Das Landgericht verurteilte den Angeklagten wegen unerlaubter Einfuhr von Betäubungsmitteln in nicht geringer Menge in Tateinheit mit Beihilfe zum unerlaubten Handeltreiben mit Betäubungsmitteln in nicht geringer Menge zu einer Freiheitsstrafe von fünf Jahren und drei Monaten.

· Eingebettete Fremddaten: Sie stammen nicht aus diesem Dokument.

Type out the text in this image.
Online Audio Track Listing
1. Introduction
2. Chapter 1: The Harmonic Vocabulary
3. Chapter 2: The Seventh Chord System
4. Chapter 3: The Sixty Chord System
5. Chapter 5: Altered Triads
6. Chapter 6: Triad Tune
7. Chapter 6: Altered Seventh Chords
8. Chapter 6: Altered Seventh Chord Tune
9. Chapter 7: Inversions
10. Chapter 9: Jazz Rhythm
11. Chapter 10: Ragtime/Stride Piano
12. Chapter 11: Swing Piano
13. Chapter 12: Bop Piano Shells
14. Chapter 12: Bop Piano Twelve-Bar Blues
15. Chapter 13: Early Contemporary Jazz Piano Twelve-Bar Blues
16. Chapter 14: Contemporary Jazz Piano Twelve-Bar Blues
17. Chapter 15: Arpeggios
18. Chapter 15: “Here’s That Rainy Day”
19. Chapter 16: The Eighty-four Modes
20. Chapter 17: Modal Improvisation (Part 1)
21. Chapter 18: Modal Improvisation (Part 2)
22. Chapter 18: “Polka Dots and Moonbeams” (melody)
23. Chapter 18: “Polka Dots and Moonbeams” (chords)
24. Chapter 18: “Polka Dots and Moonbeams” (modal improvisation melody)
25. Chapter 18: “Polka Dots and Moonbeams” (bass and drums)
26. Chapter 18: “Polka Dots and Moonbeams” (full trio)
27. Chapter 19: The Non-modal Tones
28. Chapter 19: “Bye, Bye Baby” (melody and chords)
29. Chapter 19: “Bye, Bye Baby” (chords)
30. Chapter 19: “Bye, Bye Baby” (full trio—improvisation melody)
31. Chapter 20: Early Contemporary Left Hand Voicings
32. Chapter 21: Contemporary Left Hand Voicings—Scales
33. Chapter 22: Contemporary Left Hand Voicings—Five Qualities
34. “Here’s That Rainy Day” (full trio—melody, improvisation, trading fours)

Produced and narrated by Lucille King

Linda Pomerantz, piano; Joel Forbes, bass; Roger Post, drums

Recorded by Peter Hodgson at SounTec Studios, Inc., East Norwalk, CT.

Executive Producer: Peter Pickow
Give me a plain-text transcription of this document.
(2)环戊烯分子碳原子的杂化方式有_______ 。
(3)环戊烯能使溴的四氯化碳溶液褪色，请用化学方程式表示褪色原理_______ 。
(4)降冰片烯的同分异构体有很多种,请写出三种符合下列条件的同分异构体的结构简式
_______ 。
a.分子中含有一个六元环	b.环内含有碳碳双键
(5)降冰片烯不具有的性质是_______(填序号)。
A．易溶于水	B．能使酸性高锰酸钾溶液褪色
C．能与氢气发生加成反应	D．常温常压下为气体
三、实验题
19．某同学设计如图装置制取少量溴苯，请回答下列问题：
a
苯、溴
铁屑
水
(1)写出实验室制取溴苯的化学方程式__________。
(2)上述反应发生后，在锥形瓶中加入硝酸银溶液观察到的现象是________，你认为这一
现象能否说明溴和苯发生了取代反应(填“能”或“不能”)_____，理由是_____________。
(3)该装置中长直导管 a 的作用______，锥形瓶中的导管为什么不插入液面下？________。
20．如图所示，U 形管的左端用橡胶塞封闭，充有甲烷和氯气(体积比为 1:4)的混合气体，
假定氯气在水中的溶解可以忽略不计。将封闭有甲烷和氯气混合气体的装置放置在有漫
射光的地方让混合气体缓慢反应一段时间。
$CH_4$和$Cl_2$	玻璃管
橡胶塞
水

Der 2. Strafsenat des BGH hob das Urteil - auch hinsichtlich der nicht revidierenden Mitangeklagten - im Strafausspruch auf und verwies die Sache an eine andere Kammer des Landgerichts zurück. Er bemängelt die Festlegung der nicht geringen Menge bei 4,5 g Morphinhydrochlorid, ohne dass eine Feststellung zur Art des verfahrensgegenständlichen Opiumprodukte erfolgt ist. Wegen der unterschiedlichen Applikationsformen von Opium und der sich daraus ergebenden unterschiedlichen Gefährlichkeit des Betäubungsmittels sei dies aber erforderlich. Die Entscheidungsgründen lauten u.a. wie folgt:

„Während die auf die Sachrüge veranlasste Überprüfung des Schuldspruchs keinen Rechtsfehler zum Nachteil des Angeklagten ergeben hat, hält der Strafausspruch rechtlicher Nachprüfung nicht stand. Nach den Urteilsgründen bleibt offen, auf welcher Grundlage die Strafkammer festgelegt hat, dass 4,5 g Morphinhydrochlorid bei den sichergestellten Betäubungsmitteln eine nicht geringe Menge im Sinne des § 30 Abs. 1 Nr. 4 BtMG darstellen.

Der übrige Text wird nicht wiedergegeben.